Turns out they can! There is a character in Beauty and the Beast who fulfills the traditional Prince Charming role, Gaston, but here he's a total caricature. In fact he's the villain. He's strong, good-looking, and every girl loves him. Except Belle, who's not content to be the servant wife of some ridiculous hunter in some tiny town in some province of France (she says as much in the opening song). When her father goes missing, she single-handedly goes after him, and finds him in the castle with the beast, where she trades her life for her father's. Slowly she starts to break down the Beasts armor, and sees the tortured soul behind it (the psychology of the Beast in this movie is fascinating. You can surmise from the dialog and the songs in the movie that he was cursed at the age of ten. Imagine being ten years old, abandonded by your parents, living in a huge castle with no friends, and only servants who are afraid of you. No wonder he's mean to the crazy old lady who shows up at the door.) And slowly, they fall in love, breaking the curse and making him human again.

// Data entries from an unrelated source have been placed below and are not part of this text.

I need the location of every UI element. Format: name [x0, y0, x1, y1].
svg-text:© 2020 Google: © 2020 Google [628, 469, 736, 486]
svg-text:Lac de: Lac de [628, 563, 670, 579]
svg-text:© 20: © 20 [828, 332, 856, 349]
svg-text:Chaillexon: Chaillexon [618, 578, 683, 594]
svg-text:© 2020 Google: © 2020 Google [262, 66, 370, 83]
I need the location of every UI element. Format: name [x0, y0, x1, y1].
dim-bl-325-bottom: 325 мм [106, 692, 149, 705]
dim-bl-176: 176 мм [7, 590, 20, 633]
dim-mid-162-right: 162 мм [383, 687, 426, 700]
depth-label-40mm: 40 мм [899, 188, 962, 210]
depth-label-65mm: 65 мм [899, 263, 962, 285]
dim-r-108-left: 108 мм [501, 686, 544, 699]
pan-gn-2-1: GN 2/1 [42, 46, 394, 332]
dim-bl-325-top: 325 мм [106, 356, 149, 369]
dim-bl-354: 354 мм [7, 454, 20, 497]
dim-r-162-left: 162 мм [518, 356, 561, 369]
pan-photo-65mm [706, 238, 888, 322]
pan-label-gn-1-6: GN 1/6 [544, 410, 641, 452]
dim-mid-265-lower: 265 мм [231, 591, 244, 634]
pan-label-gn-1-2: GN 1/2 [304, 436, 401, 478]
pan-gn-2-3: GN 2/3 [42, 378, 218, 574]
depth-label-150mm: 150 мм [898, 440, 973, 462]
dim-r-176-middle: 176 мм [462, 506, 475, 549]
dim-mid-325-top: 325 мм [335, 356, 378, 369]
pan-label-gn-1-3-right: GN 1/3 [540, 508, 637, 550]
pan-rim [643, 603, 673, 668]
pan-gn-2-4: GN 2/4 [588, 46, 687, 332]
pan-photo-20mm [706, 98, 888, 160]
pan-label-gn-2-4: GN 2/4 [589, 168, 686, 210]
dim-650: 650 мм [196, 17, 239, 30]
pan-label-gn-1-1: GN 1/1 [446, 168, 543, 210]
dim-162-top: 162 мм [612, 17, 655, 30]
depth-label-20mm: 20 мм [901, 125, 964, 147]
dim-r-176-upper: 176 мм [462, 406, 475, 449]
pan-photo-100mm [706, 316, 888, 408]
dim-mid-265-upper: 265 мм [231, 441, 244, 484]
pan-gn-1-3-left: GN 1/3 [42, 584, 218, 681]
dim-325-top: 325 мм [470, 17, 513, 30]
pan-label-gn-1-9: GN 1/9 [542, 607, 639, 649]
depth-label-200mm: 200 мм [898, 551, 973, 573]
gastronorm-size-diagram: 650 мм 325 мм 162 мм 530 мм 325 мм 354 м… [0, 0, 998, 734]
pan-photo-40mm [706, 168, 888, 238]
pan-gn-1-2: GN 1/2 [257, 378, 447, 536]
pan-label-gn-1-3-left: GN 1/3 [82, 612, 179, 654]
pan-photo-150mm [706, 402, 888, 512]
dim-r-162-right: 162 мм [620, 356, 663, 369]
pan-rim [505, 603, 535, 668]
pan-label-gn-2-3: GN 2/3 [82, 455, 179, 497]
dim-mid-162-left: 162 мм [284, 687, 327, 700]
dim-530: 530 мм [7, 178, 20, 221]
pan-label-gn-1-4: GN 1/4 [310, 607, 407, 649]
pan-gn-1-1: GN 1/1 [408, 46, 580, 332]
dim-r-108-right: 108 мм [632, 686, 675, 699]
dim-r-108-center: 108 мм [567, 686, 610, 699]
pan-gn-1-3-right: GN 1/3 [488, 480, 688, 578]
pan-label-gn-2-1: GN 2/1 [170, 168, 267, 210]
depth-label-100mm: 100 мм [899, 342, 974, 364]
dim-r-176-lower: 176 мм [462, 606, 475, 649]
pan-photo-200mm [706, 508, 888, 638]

In this movie, everything that happens to Belle, happens on her own terms. She chooses to reject Gaston, she goes after her father, she is the one that makes the decision to take his place. When the Beast wants to force her to come to dinner with him, she refuses, staying in her own room, and later, she breaks his command by going into the one part of the castle he has forbidden her to go. Later, she saves the Beast's life after he saved her from some wolves (she could've just left him there and gone home). She constantly challenges the Beasts, and stubbornly refuses to bend to anyones will but her own. That's quite different from Cinderella and Sleeping Beauty.

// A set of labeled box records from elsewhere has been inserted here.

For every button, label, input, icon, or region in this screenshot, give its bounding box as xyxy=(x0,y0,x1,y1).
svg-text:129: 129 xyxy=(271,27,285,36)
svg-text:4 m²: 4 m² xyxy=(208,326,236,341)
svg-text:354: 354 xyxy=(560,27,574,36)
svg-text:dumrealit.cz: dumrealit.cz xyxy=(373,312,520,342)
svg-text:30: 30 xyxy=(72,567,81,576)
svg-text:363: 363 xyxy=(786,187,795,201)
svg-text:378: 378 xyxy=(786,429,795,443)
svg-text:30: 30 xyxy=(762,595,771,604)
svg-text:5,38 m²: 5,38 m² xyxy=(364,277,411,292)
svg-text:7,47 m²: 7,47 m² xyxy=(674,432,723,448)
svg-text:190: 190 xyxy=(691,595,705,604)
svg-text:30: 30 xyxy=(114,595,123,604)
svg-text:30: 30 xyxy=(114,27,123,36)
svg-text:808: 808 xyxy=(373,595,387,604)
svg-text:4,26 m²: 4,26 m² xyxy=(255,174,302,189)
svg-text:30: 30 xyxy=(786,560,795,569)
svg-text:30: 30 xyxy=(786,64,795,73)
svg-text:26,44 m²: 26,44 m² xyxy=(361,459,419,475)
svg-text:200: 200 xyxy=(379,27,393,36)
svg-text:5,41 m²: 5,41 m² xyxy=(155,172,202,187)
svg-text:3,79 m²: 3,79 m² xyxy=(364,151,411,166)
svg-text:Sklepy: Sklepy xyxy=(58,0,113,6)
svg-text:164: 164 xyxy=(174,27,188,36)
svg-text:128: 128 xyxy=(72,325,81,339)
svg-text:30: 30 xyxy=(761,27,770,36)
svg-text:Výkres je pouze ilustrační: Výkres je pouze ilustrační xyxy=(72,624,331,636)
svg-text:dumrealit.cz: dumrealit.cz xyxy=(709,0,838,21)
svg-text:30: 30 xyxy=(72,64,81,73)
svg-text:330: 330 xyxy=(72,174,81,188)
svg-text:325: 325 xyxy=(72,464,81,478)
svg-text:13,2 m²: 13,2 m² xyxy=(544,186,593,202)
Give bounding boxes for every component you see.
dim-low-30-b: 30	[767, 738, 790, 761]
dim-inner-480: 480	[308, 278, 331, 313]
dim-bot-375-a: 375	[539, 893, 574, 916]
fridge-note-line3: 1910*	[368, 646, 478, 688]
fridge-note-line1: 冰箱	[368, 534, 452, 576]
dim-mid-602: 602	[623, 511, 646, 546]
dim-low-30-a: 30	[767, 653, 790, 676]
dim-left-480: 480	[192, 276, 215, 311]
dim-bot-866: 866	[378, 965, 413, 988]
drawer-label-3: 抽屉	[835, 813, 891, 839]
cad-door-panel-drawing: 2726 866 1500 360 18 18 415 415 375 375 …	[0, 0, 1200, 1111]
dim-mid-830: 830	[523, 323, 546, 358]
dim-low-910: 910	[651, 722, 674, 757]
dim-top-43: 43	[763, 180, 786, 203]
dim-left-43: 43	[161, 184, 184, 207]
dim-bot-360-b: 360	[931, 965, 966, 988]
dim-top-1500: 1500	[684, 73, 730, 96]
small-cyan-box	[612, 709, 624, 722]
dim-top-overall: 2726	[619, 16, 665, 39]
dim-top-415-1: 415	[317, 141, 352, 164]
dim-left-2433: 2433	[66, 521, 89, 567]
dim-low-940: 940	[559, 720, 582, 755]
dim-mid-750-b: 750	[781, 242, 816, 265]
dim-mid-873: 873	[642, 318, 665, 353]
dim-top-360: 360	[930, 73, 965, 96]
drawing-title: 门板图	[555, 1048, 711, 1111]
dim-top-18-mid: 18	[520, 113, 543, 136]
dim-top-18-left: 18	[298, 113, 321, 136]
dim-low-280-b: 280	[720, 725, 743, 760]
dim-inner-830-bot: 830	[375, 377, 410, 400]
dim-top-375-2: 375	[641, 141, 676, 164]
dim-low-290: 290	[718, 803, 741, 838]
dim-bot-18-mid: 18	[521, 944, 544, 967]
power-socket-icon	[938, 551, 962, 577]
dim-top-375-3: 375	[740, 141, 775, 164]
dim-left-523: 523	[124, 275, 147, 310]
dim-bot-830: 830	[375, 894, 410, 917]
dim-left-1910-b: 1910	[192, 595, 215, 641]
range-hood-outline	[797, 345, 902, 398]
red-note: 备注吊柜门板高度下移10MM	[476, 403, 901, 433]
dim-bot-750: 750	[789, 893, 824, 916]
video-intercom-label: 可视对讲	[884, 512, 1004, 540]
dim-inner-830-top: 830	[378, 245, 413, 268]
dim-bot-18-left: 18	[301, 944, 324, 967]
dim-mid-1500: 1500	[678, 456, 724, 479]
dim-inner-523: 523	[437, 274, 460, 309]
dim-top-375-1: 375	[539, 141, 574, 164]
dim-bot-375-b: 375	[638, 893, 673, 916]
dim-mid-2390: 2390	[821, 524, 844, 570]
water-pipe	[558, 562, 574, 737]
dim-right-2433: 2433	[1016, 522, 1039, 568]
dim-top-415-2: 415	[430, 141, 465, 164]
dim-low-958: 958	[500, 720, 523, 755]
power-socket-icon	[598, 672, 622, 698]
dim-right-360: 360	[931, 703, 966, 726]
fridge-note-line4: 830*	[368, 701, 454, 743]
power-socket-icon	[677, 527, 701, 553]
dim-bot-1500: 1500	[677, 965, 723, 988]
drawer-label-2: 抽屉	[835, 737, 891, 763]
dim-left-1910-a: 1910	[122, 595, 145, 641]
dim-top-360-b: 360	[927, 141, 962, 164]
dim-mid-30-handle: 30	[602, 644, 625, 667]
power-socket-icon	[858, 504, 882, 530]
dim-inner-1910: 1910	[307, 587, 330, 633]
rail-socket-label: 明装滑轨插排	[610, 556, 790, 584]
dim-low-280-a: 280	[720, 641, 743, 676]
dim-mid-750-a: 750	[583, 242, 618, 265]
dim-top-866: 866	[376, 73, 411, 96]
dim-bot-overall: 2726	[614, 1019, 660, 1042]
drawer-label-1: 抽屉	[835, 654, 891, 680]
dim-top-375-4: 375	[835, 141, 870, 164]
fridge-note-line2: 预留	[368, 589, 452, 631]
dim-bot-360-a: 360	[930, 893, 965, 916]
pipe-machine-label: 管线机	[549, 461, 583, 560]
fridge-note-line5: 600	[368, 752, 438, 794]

I could go on, but I fear I've already gone on to long. I just love any chance I get to praise Grave of the Fireflies and Beauty and the Beast, I love those two. Respectively, the most depressing and the most uplifting movie you can imagine. Makes for quite a double-feature.
Posted by Oskar
Jul 2, 2008 8:23 AM
I saw WALL-E opening weekend and loved it. I have an extremely soft spot in my heart for Hello, Dolly! and Michael Crawford, so having a reminder of that film in WALL-E really made my day.

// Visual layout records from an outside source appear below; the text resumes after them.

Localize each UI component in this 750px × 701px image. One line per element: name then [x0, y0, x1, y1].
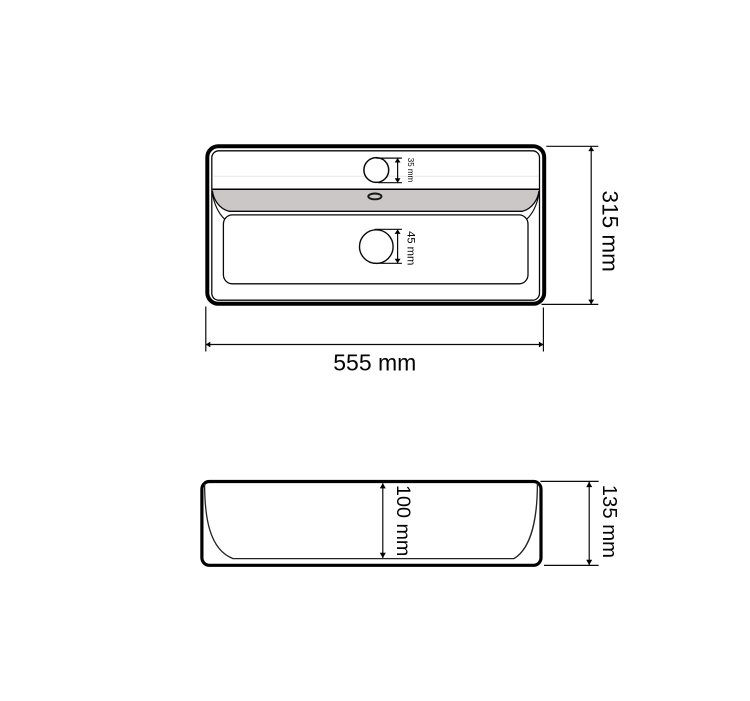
svg-text:135 mm: 135 mm: [598, 485, 620, 558]
svg-text:100 mm: 100 mm: [392, 485, 414, 556]
svg-text:555 mm: 555 mm: [333, 350, 416, 376]
svg-text:35 mm: 35 mm: [406, 158, 415, 183]
svg-text:45 mm: 45 mm: [405, 231, 417, 265]
svg-text:315 mm: 315 mm: [597, 191, 622, 272]
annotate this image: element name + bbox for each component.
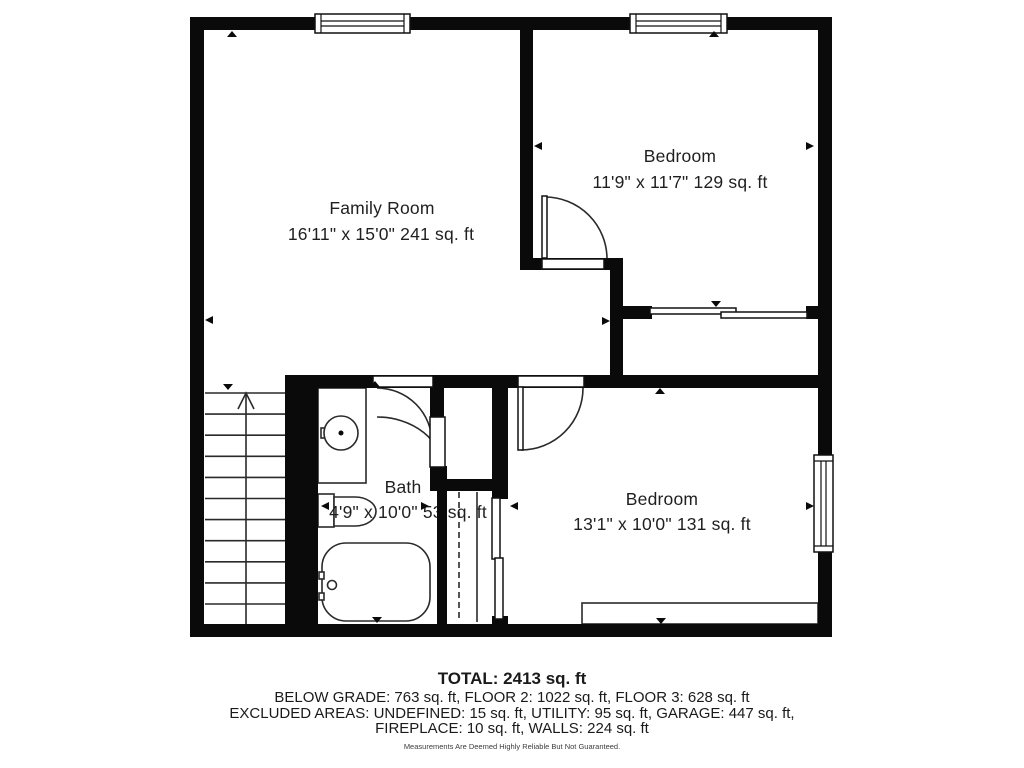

However, it was Finding Nemo that captured my heart. I saw Nemo after I had just returned from spending two weeks on the Great Barrier Reef. I had to go see the movie by myself, as the entire time I watched I was comparing the sea-scenes to what I had experienced when I saw it first hand. Soon, though, the merits of the story took over, and I grew to love the film for its characters, its beautiful animation, and its charm. Whenever, I revisit Nemo, I am reminded of the amazing journey that I had when I went to Australia, but I am also reminded of the sweet story of a father trying to find his son.

As a student of biology, I also laughed hysterically when Marvin finally was able to tell the punchline of his joke "with fronds like these, who needs anemones?" The writing of Nemo is something that has stuck with me for a long time, and will continue to stick with me.
Posted by nerdygerl
Jul 2, 2008 4:47 PM
Spirited Away is a great movie, no doubt about that, but it's definitely not Miyazaki's best: Princess Mononoke definitely holds that title.

Nausicaa was great too, but after seeing PM I felt that it was just a practice leading into PM. I think everything that makes Miyaki movies, well, Miyazaki movies are fully realized in PM: beautiful animation, an amazing script, and realistic characters driven by emotions we identify with all-too-clearly. What I think makes PM the best are its conflicts that have parallels today, human expansion vs. the wellbeing of nature being the most important. It doesn't become a preachy movie, showing both sides of the issue. It has finally outgrown the practice of villainizing people and holds true to life that people do "bad" things, but they have reasons (feeding their families, etc) for it.